Next time you are wondering whether or not to watch a particular film, check out my reviews on IMDB (The International Movie Database). 

Go to, find the movie you are interested in.  Scroll down below the synopsis and the listings for the director, writer and main stars to where it says "Reviews" and click on "Critics" - If I have reviewed that film, you will find Rosy the Reviewer alphabetically on the list.

Friday, May 17, 2019

"Poms" and The Week in Review

[I review "Poms" and the DVDs "Serenity" and "The Escape."  The Book of the Week is "Crosby, Stills, Nash & Young: The Wild, Definitive Saga of Rock's Greatest Supergroup" by David Browne.  I also bring you up-to-date with "My 1001 Movies I Must See Before I Die Project" with "The Kid Brother."]


I just saw one of the worst movies of the year (or perhaps ever).  And this is it.

There was a time when Diane Keaton didn't need Woody or "The Godfather" and could carry a movie on her name alone.  Remember "Looking for Mr. Goodbar," "The Little Drummer Girl" and "Mrs. Soffel?"  Once again she stars, but this time she acts like she would rather be anywhere but there.  And that's how I was feeling in the theatre watching this film.

I feel bad about that, too, since this movie was aimed at my demographic, and Lord knows, we women of a certain age need movies about us.  But let's have realistic movies about us, not silly, frivolous depictions of aging. And the film uses old lady tropes that are supposed to be funny.  Why is it funny when an old lady says "f**k?"

Anyway, the story centers around Martha (Keaton) who is suffering from cancer.  She has decided not to fight it, to sell her belongings and her New York apartment, and to end her days in a retirement community in Georgia.  OK, let me start there.  Who in their right mind would do that?  Didn't she have any friends in New York after living her whole life there?  Why would she move to a retirement community to be left alone to die? And a retirement community in Georgia when she lived her whole life in New York? That's all a stretch.
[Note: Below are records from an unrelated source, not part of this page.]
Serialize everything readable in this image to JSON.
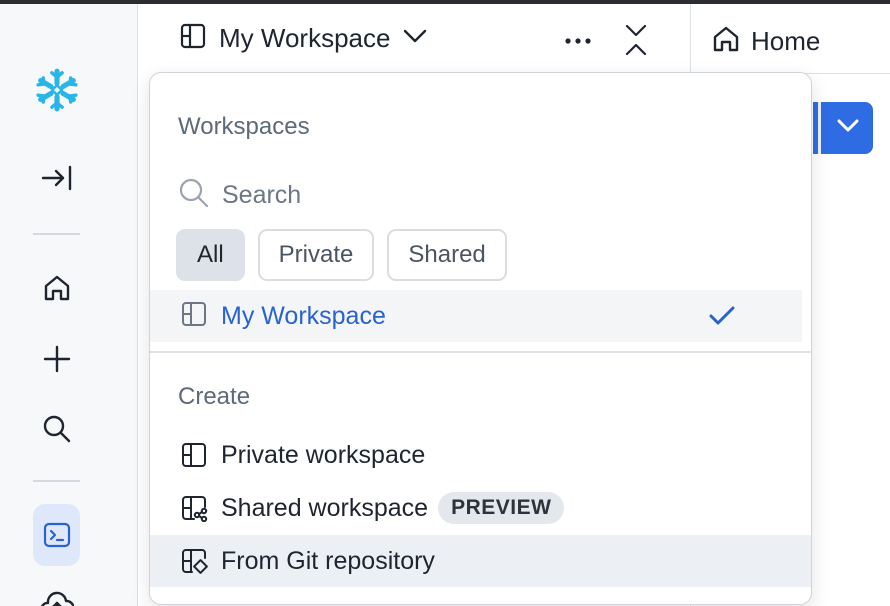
{
  "header": {
    "workspace_title": "My Workspace",
    "home_tab": "Home"
  },
  "dropdown": {
    "workspaces_title": "Workspaces",
    "search_placeholder": "Search",
    "filters": [
      {
        "label": "All",
        "selected": true
      },
      {
        "label": "Private",
        "selected": false
      },
      {
        "label": "Shared",
        "selected": false
      }
    ],
    "workspaces": [
      {
        "label": "My Workspace",
        "checked": true
      }
    ],
    "create_title": "Create",
    "create_items": [
      {
        "label": "Private workspace",
        "icon": "workspace-icon"
      },
      {
        "label": "Shared workspace",
        "icon": "shared-workspace-icon",
        "badge": "PREVIEW"
      },
      {
        "label": "From Git repository",
        "icon": "git-repository-icon"
      }
    ]
  },
  "colors": {
    "accent": "#2f6be3",
    "brand": "#29b5e8",
    "selected_text": "#2a62d0"
  }
}
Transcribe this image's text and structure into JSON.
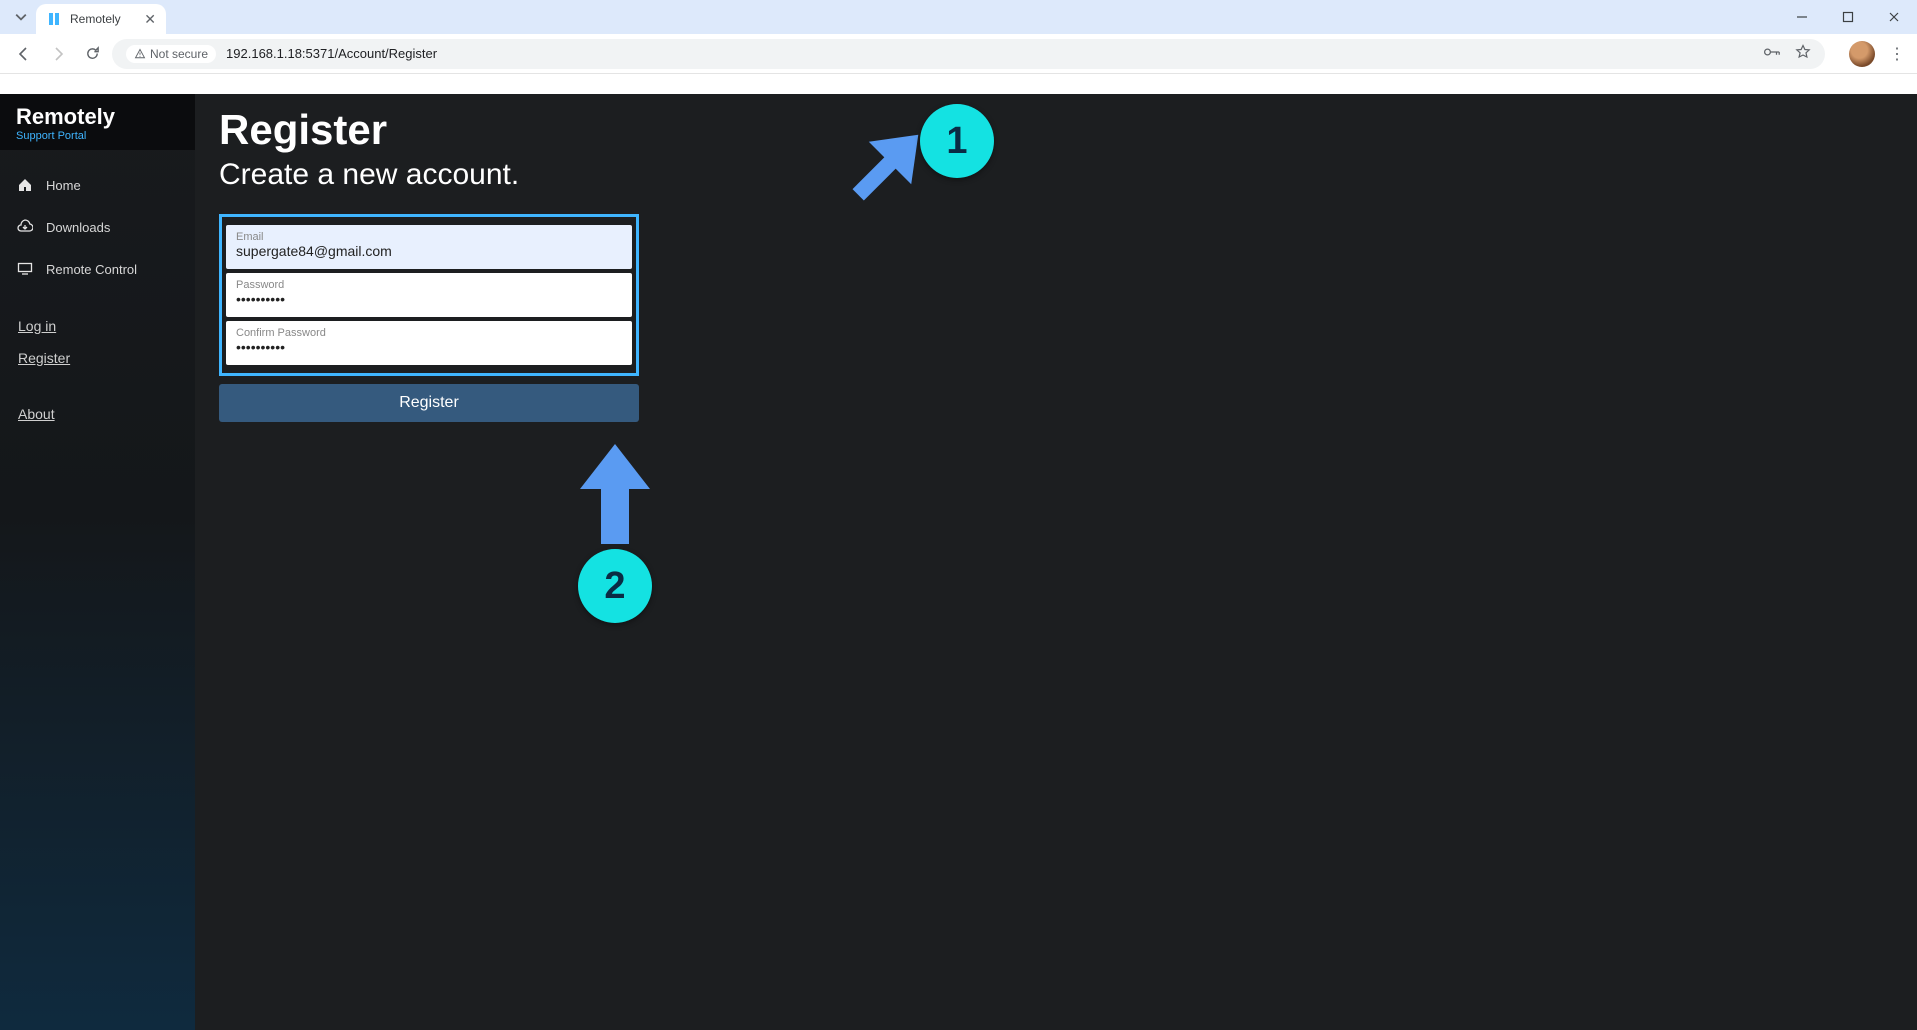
{
  "browser": {
    "tab_title": "Remotely",
    "not_secure_label": "Not secure",
    "url": "192.168.1.18:5371/Account/Register"
  },
  "sidebar": {
    "brand": "Remotely",
    "subtitle": "Support Portal",
    "items": [
      {
        "label": "Home"
      },
      {
        "label": "Downloads"
      },
      {
        "label": "Remote Control"
      }
    ],
    "login_label": "Log in",
    "register_label": "Register",
    "about_label": "About"
  },
  "page": {
    "title": "Register",
    "subtitle": "Create a new account."
  },
  "form": {
    "email_label": "Email",
    "email_value": "supergate84@gmail.com",
    "password_label": "Password",
    "password_value": "••••••••••",
    "confirm_label": "Confirm Password",
    "confirm_value": "••••••••••",
    "submit_label": "Register"
  },
  "annotations": {
    "step1": "1",
    "step2": "2"
  },
  "colors": {
    "accent": "#3fb5ff",
    "callout": "#14e2e2",
    "arrow": "#5a9bf2",
    "btn": "#355a7e"
  }
}
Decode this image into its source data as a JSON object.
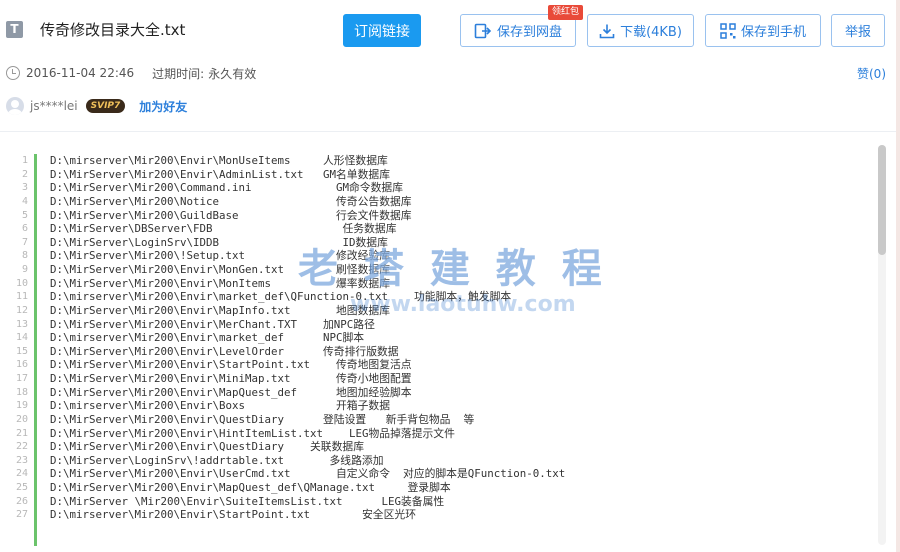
{
  "file": {
    "title": "传奇修改目录大全.txt",
    "type_icon": "T"
  },
  "actions": {
    "subscribe": "订阅链接",
    "save_to_cloud": "保存到网盘",
    "red_packet_badge": "领红包",
    "download": "下载(4KB)",
    "save_to_phone": "保存到手机",
    "report": "举报"
  },
  "meta": {
    "date": "2016-11-04 22:46",
    "expire_label": "过期时间:",
    "expire_value": "永久有效",
    "like": "赞(0)"
  },
  "user": {
    "name": "js****lei",
    "vip_badge": "SVIP7",
    "add_friend": "加为好友"
  },
  "watermark": {
    "main": "老 塔 建 教 程",
    "sub": "www.laotuhw.com"
  },
  "colors": {
    "accent": "#1a9af0",
    "link": "#2c7fdb",
    "badge": "#e94a39",
    "gutter_bar": "#6bc36b"
  },
  "lines": [
    "D:\\mirserver\\Mir200\\Envir\\MonUseItems     人形怪数据库",
    "D:\\MirServer\\Mir200\\Envir\\AdminList.txt   GM名单数据库",
    "D:\\MirServer\\Mir200\\Command.ini             GM命令数据库",
    "D:\\MirServer\\Mir200\\Notice                  传奇公告数据库",
    "D:\\MirServer\\Mir200\\GuildBase               行会文件数据库",
    "D:\\MirServer\\DBServer\\FDB                    任务数据库",
    "D:\\MirServer\\LoginSrv\\IDDB                   ID数据库",
    "D:\\MirServer\\Mir200\\!Setup.txt              修改经验库",
    "D:\\MirServer\\Mir200\\Envir\\MonGen.txt        刷怪数据库",
    "D:\\MirServer\\Mir200\\Envir\\MonItems          爆率数据库",
    "D:\\mirserver\\Mir200\\Envir\\market_def\\QFunction-0.txt    功能脚本，触发脚本",
    "D:\\MirServer\\Mir200\\Envir\\MapInfo.txt       地图数据库",
    "D:\\MirServer\\Mir200\\Envir\\MerChant.TXT    加NPC路径",
    "D:\\mirserver\\Mir200\\Envir\\market_def      NPC脚本",
    "D:\\MirServer\\Mir200\\Envir\\LevelOrder      传奇排行版数据",
    "D:\\MirServer\\Mir200\\Envir\\StartPoint.txt    传奇地图复活点",
    "D:\\MirServer\\Mir200\\Envir\\MiniMap.txt       传奇小地图配置",
    "D:\\MirServer\\Mir200\\Envir\\MapQuest_def      地图加经验脚本",
    "D:\\mirserver\\Mir200\\Envir\\Boxs              开箱子数据",
    "D:\\MirServer\\Mir200\\Envir\\QuestDiary      登陆设置   新手背包物品  等",
    "D:\\MirServer\\Mir200\\Envir\\HintItemList.txt    LEG物品掉落提示文件",
    "D:\\MirServer\\Mir200\\Envir\\QuestDiary    关联数据库",
    "D:\\MirServer\\LoginSrv\\!addrtable.txt       多线路添加",
    "D:\\MirServer\\Mir200\\Envir\\UserCmd.txt       自定义命令  对应的脚本是QFunction-0.txt",
    "D:\\MirServer\\Mir200\\Envir\\MapQuest_def\\QManage.txt     登录脚本",
    "D:\\MirServer \\Mir200\\Envir\\SuiteItemsList.txt      LEG装备属性",
    "D:\\mirserver\\Mir200\\Envir\\StartPoint.txt        安全区光环"
  ]
}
But then we wouldn't have our comedy, now would we?  Or a stab at one.

When she arrives, Martha is greeted by the equivalent of the Welcome Wagon, except it's actually a golf cart.  She is given a tour of the facility by Vicki (Celia Weston), the leader of what would be the equivalent of high school "mean girls," except this time it's old lady arbiters of local protocol and Martha learns that she is required to join at least one of the clubs that are part of the retirement community.  And she can even start her own club, if she wants to, opening the door to the "poms" part of "Poms."

In the meantime, it seems Martha has a neighbor who likes to party.  Sheryl (Jacki Weaver) likes to play loud music and hold poker games and after a rocky start (Martha calls Chief Carl (Bruce McGill), the local cop on her for playing loud music), Sheryl takes Martha under her wing and the two become friends.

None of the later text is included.